Filed under: Coup de griffe — laplumedaliocha @ 09:49

Capital sur M6 était consacré hier à la crise financière. A la fin de l’un des reportages, un banquier s’est exprimé. Il s’agit d’Olivier Pastré. Ce professeur d’économie né en 1950 cumule les titres et fonctions honorifiques. Il est membre du cercle des économistes, il a dirigé plusieurs banques, publié un rapport en 2006 sur les enjeux économiques et sociaux du système bancaire. Il est aussi membre du conseil scientifique de l’autorité des marchés financiers. Il a publié enfin il y a quelques mois « le roman vrai de la crise financière » que je n’ai pas lu mais dont on dit qu’il analyse brillamment la crise. Bref, M6 ne pouvait solliciter de meilleur expert.

Or, qu’a répondu Olivier Pastré à la question sur la responsabilité des banques dans la crise ? Eh bien qu’il ne fallait pas chercher de coupables, que tout le monde était responsable, du ménage américain qui a voulu acheter une maison qu’il savait ne pas pouvoir payer, à l’organisme de crédit qui a prêté à ce ménage etc.
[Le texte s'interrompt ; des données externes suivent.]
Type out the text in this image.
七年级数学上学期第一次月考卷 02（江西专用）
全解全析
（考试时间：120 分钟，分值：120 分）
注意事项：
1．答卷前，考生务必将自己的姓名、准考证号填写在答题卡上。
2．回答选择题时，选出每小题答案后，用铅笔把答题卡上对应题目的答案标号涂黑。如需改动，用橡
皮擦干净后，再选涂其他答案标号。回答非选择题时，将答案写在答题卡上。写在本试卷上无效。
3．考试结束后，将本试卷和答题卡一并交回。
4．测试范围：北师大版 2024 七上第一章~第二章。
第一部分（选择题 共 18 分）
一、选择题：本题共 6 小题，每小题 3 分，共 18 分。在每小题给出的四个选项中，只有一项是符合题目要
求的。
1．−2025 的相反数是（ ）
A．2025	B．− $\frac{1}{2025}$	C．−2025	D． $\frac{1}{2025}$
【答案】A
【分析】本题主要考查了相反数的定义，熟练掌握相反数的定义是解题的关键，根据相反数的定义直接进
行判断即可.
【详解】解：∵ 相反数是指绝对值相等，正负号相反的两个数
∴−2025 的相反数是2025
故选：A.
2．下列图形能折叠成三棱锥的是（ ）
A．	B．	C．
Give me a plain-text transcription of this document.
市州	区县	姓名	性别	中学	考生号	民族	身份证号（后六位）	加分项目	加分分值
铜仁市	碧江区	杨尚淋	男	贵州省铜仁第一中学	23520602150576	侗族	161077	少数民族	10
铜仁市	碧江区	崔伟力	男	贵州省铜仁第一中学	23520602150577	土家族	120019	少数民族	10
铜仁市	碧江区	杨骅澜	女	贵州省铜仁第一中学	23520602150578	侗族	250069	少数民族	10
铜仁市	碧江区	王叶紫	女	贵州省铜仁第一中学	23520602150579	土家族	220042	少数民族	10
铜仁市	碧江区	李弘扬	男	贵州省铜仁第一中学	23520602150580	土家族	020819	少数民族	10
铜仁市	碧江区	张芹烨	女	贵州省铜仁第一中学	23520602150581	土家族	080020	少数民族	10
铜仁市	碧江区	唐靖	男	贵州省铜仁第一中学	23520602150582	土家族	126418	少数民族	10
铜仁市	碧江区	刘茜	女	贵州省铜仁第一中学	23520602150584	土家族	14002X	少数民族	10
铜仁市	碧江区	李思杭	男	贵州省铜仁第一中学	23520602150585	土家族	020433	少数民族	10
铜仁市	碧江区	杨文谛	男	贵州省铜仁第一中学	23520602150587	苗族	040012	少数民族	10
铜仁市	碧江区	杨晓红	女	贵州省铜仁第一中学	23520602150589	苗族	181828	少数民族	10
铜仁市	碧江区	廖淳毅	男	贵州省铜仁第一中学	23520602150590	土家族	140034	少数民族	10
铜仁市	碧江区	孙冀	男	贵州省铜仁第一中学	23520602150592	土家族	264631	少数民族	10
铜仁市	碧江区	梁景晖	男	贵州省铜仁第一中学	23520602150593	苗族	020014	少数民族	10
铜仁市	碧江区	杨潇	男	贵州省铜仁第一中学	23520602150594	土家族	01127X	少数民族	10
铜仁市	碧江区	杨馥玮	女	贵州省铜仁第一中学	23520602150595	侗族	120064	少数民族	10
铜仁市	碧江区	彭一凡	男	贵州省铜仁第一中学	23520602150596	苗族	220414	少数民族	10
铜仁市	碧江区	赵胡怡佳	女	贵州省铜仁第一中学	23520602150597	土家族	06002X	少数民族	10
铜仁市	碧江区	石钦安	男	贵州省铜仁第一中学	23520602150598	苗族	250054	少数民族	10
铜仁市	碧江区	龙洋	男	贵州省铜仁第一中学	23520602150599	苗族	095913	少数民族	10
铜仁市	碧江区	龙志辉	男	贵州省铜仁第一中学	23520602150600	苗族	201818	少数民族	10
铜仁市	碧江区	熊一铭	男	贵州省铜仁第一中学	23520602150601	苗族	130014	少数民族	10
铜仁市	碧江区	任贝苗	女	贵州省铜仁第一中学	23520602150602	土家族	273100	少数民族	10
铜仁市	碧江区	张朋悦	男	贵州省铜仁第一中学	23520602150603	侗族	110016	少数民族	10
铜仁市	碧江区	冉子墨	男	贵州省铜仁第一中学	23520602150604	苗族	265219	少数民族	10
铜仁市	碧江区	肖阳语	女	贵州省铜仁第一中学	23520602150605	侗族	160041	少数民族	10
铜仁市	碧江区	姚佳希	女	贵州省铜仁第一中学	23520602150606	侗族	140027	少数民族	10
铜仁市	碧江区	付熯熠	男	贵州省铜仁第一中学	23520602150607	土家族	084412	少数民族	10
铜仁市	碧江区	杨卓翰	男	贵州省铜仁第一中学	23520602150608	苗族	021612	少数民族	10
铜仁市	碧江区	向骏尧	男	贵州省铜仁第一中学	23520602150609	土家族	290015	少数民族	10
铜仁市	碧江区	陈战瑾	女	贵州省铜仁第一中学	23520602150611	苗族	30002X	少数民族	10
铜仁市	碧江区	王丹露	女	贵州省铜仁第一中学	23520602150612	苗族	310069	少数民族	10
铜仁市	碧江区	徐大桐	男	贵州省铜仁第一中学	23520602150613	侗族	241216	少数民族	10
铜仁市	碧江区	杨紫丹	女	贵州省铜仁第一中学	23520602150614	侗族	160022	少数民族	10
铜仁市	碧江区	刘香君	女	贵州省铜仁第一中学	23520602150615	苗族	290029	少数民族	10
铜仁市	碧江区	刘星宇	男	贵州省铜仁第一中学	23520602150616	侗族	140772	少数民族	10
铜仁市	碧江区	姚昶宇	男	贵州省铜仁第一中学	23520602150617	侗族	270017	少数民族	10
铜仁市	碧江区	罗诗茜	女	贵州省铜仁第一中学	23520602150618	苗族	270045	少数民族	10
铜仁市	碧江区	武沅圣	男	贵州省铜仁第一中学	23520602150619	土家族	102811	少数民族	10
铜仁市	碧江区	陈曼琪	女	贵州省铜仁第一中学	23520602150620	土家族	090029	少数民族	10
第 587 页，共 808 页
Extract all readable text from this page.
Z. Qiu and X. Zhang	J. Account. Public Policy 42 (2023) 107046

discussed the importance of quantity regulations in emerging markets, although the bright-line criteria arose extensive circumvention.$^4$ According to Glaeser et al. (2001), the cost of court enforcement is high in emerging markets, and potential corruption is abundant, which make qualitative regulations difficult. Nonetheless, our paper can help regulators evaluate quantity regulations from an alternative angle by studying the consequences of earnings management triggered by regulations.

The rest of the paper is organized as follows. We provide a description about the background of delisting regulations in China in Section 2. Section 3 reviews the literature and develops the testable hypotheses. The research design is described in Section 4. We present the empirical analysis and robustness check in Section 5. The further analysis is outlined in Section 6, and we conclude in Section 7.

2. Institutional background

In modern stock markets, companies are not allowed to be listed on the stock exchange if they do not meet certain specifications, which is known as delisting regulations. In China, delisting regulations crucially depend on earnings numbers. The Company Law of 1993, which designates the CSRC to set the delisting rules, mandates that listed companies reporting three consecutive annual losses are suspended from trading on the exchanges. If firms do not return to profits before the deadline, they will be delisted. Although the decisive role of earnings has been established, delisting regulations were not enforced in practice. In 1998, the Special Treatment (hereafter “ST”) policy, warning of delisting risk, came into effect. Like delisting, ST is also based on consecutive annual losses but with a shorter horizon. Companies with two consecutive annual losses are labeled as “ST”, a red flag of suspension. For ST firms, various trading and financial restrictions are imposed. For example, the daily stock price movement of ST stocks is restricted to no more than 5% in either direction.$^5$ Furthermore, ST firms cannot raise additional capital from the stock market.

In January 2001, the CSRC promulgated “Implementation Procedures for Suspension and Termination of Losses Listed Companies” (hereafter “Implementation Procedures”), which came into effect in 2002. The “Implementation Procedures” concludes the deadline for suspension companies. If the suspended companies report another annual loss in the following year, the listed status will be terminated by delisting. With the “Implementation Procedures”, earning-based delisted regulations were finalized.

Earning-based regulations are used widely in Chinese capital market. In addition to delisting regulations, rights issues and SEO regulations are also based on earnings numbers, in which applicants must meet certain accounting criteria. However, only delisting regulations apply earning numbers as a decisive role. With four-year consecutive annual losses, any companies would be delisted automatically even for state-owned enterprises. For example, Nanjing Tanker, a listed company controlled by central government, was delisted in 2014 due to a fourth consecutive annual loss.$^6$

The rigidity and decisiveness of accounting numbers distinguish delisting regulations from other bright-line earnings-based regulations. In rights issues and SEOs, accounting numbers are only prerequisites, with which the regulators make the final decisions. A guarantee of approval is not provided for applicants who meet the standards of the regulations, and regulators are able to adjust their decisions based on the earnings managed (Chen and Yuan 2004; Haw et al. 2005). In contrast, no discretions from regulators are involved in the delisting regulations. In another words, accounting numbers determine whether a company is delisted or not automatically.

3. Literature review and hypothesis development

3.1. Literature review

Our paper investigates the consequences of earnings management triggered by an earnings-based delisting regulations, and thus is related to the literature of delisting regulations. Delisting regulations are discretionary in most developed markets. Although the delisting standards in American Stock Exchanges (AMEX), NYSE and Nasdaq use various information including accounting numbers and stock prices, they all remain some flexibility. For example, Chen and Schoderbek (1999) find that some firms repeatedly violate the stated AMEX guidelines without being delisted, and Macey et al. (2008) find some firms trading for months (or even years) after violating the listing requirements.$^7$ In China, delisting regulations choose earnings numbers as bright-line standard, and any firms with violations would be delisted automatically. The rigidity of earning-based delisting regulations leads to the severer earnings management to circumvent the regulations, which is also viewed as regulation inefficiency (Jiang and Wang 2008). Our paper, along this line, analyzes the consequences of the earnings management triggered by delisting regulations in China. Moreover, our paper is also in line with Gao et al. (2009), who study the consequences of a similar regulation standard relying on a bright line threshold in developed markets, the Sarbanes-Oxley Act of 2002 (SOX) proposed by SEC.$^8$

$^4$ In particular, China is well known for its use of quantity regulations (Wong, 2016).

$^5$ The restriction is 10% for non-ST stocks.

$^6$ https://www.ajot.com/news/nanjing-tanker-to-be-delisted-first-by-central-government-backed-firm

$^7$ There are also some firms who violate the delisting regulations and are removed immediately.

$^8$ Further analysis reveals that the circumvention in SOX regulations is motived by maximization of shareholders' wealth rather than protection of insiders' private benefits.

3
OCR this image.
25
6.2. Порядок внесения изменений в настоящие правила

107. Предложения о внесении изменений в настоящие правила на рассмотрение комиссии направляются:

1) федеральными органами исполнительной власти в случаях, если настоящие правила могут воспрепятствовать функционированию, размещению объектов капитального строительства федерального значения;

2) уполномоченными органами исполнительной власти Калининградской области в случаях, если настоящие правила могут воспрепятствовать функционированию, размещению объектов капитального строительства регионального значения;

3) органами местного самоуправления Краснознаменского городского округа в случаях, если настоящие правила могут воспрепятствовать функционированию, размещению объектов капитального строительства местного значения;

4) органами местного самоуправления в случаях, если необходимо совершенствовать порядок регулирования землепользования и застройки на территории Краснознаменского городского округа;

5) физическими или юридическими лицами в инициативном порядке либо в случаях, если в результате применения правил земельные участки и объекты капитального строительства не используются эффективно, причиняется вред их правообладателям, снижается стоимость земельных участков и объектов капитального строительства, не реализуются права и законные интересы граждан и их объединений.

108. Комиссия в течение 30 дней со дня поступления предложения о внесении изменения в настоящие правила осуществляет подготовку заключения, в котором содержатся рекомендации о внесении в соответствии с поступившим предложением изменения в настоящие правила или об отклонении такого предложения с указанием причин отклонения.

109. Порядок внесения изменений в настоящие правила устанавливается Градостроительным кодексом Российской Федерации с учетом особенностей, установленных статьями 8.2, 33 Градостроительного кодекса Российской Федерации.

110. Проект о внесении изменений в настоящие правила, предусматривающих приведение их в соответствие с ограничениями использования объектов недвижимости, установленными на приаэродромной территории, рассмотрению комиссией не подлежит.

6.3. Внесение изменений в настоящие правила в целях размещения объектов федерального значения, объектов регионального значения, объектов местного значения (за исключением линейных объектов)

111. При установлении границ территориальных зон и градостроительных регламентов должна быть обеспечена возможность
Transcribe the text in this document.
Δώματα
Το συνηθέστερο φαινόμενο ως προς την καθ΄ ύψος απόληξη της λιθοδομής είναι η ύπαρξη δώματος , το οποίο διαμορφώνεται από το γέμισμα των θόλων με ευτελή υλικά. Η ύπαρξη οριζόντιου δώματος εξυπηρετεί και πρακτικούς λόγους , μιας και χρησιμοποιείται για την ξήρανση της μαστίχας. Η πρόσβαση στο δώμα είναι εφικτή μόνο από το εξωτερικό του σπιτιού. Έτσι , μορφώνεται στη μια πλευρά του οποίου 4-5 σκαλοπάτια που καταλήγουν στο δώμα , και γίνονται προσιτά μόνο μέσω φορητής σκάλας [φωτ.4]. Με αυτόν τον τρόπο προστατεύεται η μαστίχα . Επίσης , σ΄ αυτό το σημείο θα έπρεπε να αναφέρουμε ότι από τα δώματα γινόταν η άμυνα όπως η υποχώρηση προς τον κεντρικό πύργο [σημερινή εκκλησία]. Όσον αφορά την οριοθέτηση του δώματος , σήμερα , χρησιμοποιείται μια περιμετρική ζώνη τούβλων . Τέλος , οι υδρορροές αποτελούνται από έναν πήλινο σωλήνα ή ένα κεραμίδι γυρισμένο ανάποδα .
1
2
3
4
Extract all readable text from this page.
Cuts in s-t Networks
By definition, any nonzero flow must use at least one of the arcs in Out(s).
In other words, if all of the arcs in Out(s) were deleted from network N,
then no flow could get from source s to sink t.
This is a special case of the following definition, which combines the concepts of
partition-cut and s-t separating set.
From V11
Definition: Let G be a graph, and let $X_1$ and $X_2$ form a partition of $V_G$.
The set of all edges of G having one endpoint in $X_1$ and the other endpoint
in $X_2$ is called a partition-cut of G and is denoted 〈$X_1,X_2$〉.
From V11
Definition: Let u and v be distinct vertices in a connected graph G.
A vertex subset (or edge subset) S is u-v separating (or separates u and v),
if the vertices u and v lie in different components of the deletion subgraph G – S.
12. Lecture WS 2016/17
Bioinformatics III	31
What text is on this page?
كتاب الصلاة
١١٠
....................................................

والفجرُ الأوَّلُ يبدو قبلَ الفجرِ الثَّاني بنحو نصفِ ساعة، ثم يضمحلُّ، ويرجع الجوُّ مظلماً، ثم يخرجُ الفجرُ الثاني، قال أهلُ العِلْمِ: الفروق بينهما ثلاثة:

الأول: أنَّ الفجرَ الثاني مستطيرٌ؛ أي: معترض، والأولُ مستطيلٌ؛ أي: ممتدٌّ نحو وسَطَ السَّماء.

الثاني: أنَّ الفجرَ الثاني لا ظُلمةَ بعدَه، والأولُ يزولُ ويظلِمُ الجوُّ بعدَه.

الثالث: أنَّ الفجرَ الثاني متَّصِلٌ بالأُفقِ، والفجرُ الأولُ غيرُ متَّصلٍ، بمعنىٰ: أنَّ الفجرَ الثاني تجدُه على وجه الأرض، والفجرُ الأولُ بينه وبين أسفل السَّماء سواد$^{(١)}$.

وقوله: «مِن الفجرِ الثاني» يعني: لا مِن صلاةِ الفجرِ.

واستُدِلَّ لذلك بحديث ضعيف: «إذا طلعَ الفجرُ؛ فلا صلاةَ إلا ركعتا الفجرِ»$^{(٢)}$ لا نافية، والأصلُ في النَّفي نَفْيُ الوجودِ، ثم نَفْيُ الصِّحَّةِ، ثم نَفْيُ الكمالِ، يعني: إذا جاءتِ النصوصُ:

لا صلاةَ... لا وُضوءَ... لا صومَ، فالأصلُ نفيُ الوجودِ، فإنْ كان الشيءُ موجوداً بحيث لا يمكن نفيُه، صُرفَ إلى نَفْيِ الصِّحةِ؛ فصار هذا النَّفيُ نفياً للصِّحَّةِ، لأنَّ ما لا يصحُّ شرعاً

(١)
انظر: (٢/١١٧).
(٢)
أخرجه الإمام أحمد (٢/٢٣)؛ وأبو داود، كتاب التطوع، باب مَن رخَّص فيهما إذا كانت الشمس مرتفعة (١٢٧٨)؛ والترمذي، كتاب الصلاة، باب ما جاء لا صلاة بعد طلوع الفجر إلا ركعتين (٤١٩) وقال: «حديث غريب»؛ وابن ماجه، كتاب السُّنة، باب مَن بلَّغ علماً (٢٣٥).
Je vous avoue que sa déclaration m’a fait bondir. Comment, la crise serait donc aussi la faute du ménage américain qui vient de se faire expulser de sa maison ? La crise serait en fait notre faute à tous ? Et même la mienne ? Désolée Monsieur l’expert mais je ne suis pas d’accord. Dire cela, c’est considérer que le système a failli de lui-même, que tous ceux qui l’on fait fonctionner ont participé à sa chute, et qu’ainsi plus personne n’est responsable puisque tout le monde l’est. C’est peut-être exact au vu de certaines théories économiques, mais il y a une chose qui me dérange dans ce discours : je ne vois pas comment on va changer le système, faire en sorte de le sécuriser, corriger durablement ce qui a dysfonctionné si on prétend que ce qui est arrivé n’est la faute de personne.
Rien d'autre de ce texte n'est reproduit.